Un ballon sur la tête, un placage, un uppercut… Non seulement ça fait mal mais ça peut aussi, lorsque c’est répété, entraîner des dommages irréversibles au cerveau.

Longtemps négligées, les commotions cérébrales sont aujourd’hui prises très au sérieux, notamment au CHU de Purpan qui a ouvert la première consultation en France dédiée aux personnes pratiquant des sports de contact (rugby, boxe, hockey…)

"Nous prenons en charge les sportifs qui ont eu une perte de connaissance sur le terrain, voire un trouble de la mémoire ou du comportement ", explique David Brauge, neurochirurgien. Le cas extrême : le KO lors d’un match de boxe.

Des séquelles après la répétition d'accidents

"La répétition d’accidents pouvant entraîner de sérieuses séquelles sur le cerveau, notre rôle est de déterminer s’il y a bien eu une commotion et d’évaluer le temps de repos nécessaire au patient avant qu’il ne puisse reprendre l’entraînement."

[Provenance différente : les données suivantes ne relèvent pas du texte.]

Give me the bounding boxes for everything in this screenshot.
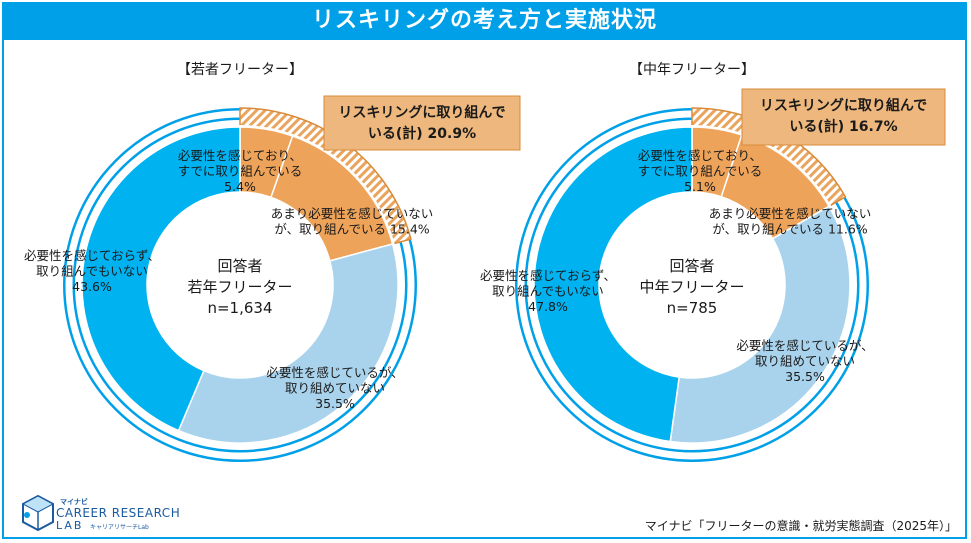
chart1-slice-label-3-line-0: 必要性を感じておらず、 — [480, 268, 616, 283]
chart1-slice-label-1-line-1: が、取り組んでいる 11.6% — [712, 222, 867, 237]
chart0-center-label-line-0: 回答者 — [217, 257, 262, 275]
chart0-gap-ring — [80, 125, 400, 445]
chart1-slice-label-3-line-1: 取り組んでもいない — [492, 284, 604, 299]
chart1-slice-label-2-line-1: 取り組めていない — [755, 354, 855, 369]
chart0-slice-label-0-line-0: 必要性を感じており、 — [178, 148, 302, 163]
logo-name: CAREER RESEARCH — [56, 506, 181, 520]
chart0-slice-2 — [177, 243, 399, 444]
chart0-slice-label-0-line-2: 5.4% — [224, 179, 256, 194]
chart0-callout-text-line-0: リスキリングに取り組んで — [338, 104, 505, 121]
chart0-title: 【若者フリーター】 — [177, 62, 303, 78]
logo-kana: キャリアリサーチLab — [90, 524, 149, 531]
logo — [18, 493, 178, 533]
chart0-slice-label-1-line-1: が、取り組んでいる 15.4% — [274, 222, 429, 237]
chart1-title: 【中年フリーター】 — [629, 62, 755, 78]
chart0-slice-label-2-line-0: 必要性を感じているが、 — [266, 365, 403, 380]
chart0-center-label-line-1: 若年フリーター — [187, 278, 292, 296]
page-title: リスキリングの考え方と実施状況 — [2, 2, 967, 40]
chart1-slice-label-3-line-2: 47.8% — [528, 299, 568, 314]
logo-brand: マイナビ — [60, 498, 88, 506]
chart1-callout-box — [741, 88, 946, 146]
chart1-slice-label-0-line-1: すでに取り組んでいる — [638, 164, 763, 179]
chart0-slice-label-1-line-0: あまり必要性を感じていない — [271, 206, 434, 221]
chart0-slice-3 — [81, 126, 241, 432]
chart1-center-label-line-0: 回答者 — [669, 257, 714, 275]
chart1-center-label-line-2: n=785 — [667, 299, 718, 317]
chart1-center-label-line-1: 中年フリーター — [639, 278, 744, 296]
chart0-callout-box — [323, 95, 521, 151]
chart0-callout-text-line-1: いる(計) 20.9% — [368, 125, 476, 142]
chart1-slice-label-2-line-2: 35.5% — [785, 369, 825, 384]
chart0-slice-label-0-line-1: すでに取り組んでいる — [178, 164, 303, 179]
chart0-center-label-line-2: n=1,634 — [207, 299, 272, 317]
chart1-slice-3 — [533, 126, 693, 443]
logo-lab: LAB — [56, 519, 84, 532]
chart0-slice-label-3-line-0: 必要性を感じておらず、 — [24, 248, 160, 263]
chart1-callout-text-line-0: リスキリングに取り組んで — [760, 97, 927, 114]
chart1-callout-text-line-1: いる(計) 16.7% — [789, 118, 897, 135]
logo-cube-icon — [21, 494, 55, 532]
chart1-slice-label-0-line-2: 5.1% — [684, 179, 716, 194]
chart1-slice-label-2-line-0: 必要性を感じているが、 — [736, 338, 873, 353]
chart1-gap-ring — [532, 125, 852, 445]
chart0-slice-label-3-line-2: 43.6% — [72, 279, 112, 294]
chart1-slice-label-0-line-0: 必要性を感じており、 — [638, 148, 762, 163]
source-note: マイナビ「フリーターの意識・就労実態調査（2025年）」 — [644, 519, 957, 533]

Ce jour-là, c’est Olivier, 26 ans, qui vient se soumettre à une batterie de tests. Deux jours auparavant, en plein match, le jeune rugbyman a été victime de ce qui ressemble à une crise d’épilepsie sans toutefois se souvenir d’un violent placage. A l’hôpital, le scanner n’a rien dévoilé d’anormal mais depuis, maux de tête, nausées et fatigue ne le quittent plus.

Des tests adaptés aux sportifs de haut niveau

Débute alors une série d’épreuves – orales, écrites, sur ordinateur - pour évaluer sa mémoire, sa concentration et son temps de réaction. "Avec des tests standards, il est difficile de détecter un déficit chez les sportifs de haut niveau car ils ont l’habitude de réagir rapidement, explique Johanne Le Men, neuro-psychologue. Il s’agit donc d’exercices spécifiquement adaptés." Dans un second temps, Olivier est évalué sur son équilibre et soumis à un questionnaire détaillé sur son état physique.

Verdict ? "Cela ne ressemble pas à un cas typique de commotion cérébrale, il va donc falloir faire des examens complémentaires pour comprendre d’où viennent ces symptômes", explique David Brauge. En attendant, pour éviter tout nouveau choc, le jeune homme est tenu de rester à l’écart des terrains.